8/13 Letters: Renewable energies are ‘moral energies’
Regarding “Debate rages as Atlantic Coast Pipeline nears construction” (July 24): Duke Energy has selected natural gas (methane) to be its preferred fuel for electricity in North Carolina because huge profits can be extracted from ratepayers for building the Atlantic Coast Pipeline and future gas power plants. Duke Energy is a monopoly utility in North Carolina, and its energy miscalculations will harm us all.
Duke Energy’s heavy investment in natural gas is risky business for these reasons:
Electricity demand is projected to be flat until 2030, so why rush to build the Atlantic Coast Pipeline? North Carolina already has surplus gas with the Transco gas pipeline.
Natural gas prices will eventually rise since the current low price is unsustainable for fracking companies.
Every day solar, wind and batteries become cheaper and more competitive with natural gas pricing. Cheaper batteries will revolutionize renewable energy storage. With cheap renewables and battery storage, natural gas will become too expensive.

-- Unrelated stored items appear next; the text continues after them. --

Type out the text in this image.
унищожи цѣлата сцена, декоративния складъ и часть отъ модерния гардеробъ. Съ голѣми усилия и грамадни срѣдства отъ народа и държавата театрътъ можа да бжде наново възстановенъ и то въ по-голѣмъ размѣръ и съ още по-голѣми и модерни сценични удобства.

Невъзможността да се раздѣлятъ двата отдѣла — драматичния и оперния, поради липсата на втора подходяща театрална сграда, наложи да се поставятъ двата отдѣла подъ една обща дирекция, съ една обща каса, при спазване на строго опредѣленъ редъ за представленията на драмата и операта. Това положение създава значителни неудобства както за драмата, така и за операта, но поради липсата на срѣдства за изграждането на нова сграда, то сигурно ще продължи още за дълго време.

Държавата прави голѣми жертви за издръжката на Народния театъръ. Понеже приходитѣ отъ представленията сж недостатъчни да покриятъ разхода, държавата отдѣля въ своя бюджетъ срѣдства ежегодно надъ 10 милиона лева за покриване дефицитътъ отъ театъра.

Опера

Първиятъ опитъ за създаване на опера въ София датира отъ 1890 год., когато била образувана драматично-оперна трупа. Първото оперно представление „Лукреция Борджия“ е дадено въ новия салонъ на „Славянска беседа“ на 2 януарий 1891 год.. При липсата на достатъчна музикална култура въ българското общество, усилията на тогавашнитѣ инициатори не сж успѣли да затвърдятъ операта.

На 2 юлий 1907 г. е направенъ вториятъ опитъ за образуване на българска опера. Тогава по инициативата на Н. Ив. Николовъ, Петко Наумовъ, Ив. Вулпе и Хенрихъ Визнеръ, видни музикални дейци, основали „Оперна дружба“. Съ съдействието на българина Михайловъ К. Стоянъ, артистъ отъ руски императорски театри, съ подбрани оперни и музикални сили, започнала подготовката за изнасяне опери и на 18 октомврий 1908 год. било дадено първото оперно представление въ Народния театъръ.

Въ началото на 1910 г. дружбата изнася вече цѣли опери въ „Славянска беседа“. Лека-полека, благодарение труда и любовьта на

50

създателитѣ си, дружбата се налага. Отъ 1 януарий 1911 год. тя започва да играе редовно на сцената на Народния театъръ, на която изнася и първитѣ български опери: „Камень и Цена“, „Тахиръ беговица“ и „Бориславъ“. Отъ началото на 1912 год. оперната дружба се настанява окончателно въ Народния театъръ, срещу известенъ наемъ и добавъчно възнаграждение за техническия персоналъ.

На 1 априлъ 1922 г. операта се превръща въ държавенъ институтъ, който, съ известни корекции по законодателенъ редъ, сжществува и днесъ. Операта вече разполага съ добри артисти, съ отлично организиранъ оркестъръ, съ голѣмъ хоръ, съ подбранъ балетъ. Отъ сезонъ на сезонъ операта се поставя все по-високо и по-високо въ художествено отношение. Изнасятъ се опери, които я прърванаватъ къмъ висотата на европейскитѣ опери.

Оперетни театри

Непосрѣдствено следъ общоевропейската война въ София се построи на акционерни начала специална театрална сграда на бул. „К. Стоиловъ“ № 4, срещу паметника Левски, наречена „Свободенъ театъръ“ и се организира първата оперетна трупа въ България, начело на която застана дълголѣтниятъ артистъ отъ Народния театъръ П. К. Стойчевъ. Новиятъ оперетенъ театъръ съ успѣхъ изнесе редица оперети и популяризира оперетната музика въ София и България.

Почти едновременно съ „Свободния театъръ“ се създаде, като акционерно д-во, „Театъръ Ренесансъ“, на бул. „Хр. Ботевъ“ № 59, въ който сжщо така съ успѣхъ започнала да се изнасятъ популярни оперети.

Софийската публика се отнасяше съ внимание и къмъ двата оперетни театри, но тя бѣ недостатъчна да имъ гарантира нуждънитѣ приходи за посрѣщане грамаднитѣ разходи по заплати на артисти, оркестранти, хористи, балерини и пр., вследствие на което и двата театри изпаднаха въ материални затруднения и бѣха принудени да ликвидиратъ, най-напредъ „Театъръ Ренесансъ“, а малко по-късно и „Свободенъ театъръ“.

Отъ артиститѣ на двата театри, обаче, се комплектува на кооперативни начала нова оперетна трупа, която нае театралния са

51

Duke Energy must seek to avoid damage to the climate from leakage of fracked gas methane, which is 100 times more potent a greenhouse gas than carbon dioxide. Why continue the harm? Renewable energies are the moral energies that North Carolina needs.
Martha Girolami
Apex
‘Ashamed’ at UNC vote
Regarding “UNC panel votes to bar new clients for civil rights center” (Aug. 2): I am a graduate of two of the constituent UNC institutions – UNC-Chapel Hill and N.C. Central. I would say “proud graduate,” but that comes with an asterisk. I am very aware of the long sorry history of racism at Chapel Hill, with Confederate statues and halls named for Ku Klux Klan leaders and all-white sports teams – and, unfortunately, much more.
Alumnus Julius Chambers’ Center for Civil Rights and the litigation in which that center has participated is a small step in the direction of overcoming the university’s burdensome past. Accordingly, when the other shoe drops (as it almost certainly will) and the center loses its ability to litigate on behalf of poor and disenfranchised North Carolina residents, I will cease being a dues-paying UNC-CH alumnus. None of my dollars are going to voluntarily support – in any manner – this crypto-racist move by a faction within the BOG. I realize that UNC-Chapel Hill did not instigate or encourage this action, but neither will I support an institution that seems willing to just shrug off a terrible slight to a brilliant, richly accomplished alumnus and the residents served by the center he established. I’m ashamed for all of us.